As the size and complexity of NPYWC has grown, newer ways have emerged to incorporate Anangu specialist skills and knowledge.
Existing and new roles honour the history and core values of the model. They also incorporate culturally safe practice, and the key values of working and learning together.3‘Ngapartji Ngapartji; Working and Learning Together Workforce Development and Capability Framework,’ Ngaanyatjarra, Pitjantjatjara and Yankunytjatjara Women’s Council (NPYWC), published 2020, [link]
Decision making and service development
The NPYWC process is an example of how Aboriginal and Torres Strait Islander culture can go hand in hand with good corporate governance. NPYWC’s service development approach includes:
- Kulikatinyi: considering something over a long period of time – thinking
- Nyakuakatinyi: looking for something as one goes along – and deliberating
- Palyaalkatinyi: making something as one goes along – actioning.4‘Annual Report 2015-2016,’ Ngaanyatjarra, Pitjantjatjara and Yankunytjatjara Women’s Council (NPYWC), published 2017, [link]

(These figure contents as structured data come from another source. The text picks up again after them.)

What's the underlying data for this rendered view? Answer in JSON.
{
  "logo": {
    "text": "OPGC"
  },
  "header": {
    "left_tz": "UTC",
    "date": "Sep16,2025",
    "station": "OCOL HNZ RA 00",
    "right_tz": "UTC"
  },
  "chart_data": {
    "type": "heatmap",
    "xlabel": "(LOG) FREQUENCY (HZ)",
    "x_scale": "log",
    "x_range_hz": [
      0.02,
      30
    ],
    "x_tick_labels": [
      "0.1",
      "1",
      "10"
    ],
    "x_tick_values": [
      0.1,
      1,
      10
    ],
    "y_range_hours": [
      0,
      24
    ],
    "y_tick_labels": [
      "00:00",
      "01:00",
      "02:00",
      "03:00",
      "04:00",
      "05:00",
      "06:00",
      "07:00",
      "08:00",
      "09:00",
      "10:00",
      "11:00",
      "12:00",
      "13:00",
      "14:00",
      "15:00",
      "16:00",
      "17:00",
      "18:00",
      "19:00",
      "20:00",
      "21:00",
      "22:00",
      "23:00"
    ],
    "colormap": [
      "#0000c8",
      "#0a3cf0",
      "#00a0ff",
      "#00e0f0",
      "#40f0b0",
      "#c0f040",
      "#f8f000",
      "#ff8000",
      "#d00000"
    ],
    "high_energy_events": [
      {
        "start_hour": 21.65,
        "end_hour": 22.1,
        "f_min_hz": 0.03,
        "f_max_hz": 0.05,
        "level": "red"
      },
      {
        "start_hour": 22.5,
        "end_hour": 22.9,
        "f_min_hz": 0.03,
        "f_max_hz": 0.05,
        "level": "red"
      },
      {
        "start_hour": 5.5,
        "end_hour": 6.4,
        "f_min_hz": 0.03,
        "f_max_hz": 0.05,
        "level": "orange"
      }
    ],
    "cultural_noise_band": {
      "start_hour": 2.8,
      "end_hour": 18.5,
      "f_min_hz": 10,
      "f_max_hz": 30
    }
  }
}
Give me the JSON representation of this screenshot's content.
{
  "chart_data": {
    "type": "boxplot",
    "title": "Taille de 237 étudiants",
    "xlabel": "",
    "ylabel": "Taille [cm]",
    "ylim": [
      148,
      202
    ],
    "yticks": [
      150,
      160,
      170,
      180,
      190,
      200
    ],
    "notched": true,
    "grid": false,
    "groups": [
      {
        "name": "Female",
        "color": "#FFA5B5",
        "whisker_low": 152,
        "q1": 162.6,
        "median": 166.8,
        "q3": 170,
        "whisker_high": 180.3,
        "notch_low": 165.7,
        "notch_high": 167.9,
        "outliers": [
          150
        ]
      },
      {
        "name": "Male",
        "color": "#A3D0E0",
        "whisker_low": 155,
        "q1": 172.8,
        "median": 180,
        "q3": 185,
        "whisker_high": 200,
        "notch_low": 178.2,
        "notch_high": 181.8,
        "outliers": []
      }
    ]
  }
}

This process makes sure that NPYWC services are continually reviewed and improved. It means that NPYWC services meet the needs of individuals and communities.
Kungka – NPYWC Annual Career Conference
Kungka is an annual conference held by the NPYWC for young Aboriginal and Torres Strait Islander women between 12 and 15 years of age. The conference provides young women with information and advice on education and employment pathways. Older, successful Aboriginal and Torres Strait Islander women come along to inspire and share their stories. Local women successful in their education and employment are also invited. They share their stories and speak to participants in their own language. Young women see positive examples of women strong in their culture and successful in their employment and education.
New staff members get an orientation of the organisation and the region they’re based in. They’re given detailed advice on Anangu culture and cultural differences. This includes saying no, avoidance relationships, sorry business, men’s business, women’s business and parenting ways.